While in Sydney, we stayed at the Quay West Suites in a two-bedroom, Harbourside room (accorhotels.com/gb/hotel-8764-quay-west-suites-sydney). We had the same amazing view as guests of the neighboring Fours Seasons and Shangri-La hotels but for about half the price. I refer to it as “luxury light” because Quay West doesn’t have all the bells and whistles that the other two hotels have, but it was clean, the staff was efficient and helpful, and the room service was good. That said, the true pleasure of the hotel came in the view from our balcony, where I spent lots of time staring longingly at Sydney Harbor in all its glory.
Australia, Australians, and particularly Sydney, blew me away. The people couldn’t be more friendly and fun to be around. We only saw a small portion of the country (to my Melbourne friends, I promise we will get there next time), but what we saw was spectacular and will most likely draw us back “down under” in the future. Then there was Sydney, a jewel of a city that is far more beautiful than the glamour shots you see in travel magazines.
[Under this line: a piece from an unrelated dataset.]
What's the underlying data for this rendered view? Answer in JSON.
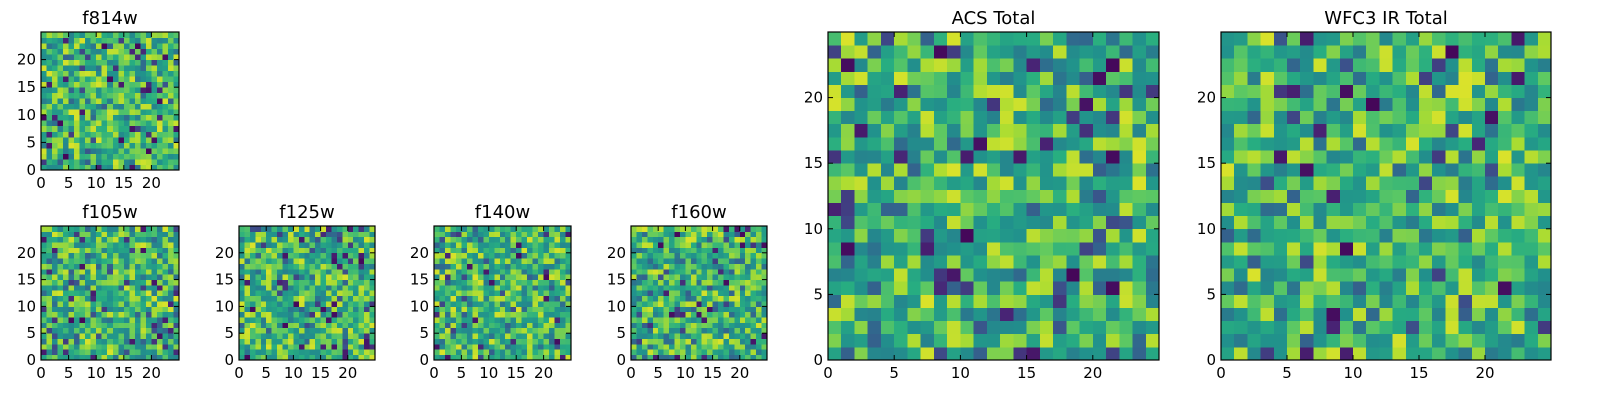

It is an electric city that still gives me chills when I talk about it.
Okay, fine! I will admit it, I’m having an affair with Sydney in my mind. Yes, I still love you Shanghai, but Sydney is spectacular and everything I want in a big, Asia Pacific city. All the things that are right with Shanghai, Sydney has. All the things that are wrong with Shanghai, Sydney has fixed or avoided altogether. I feel a little conflicted about this, but, if given my choice, I would live in Sydney over any other city in the world. Yes, I’m ashamed to say it, but feel better for admitting my cerebral transgression. Now I just need to get a job there so my wife and family can join me in my Sydney affair.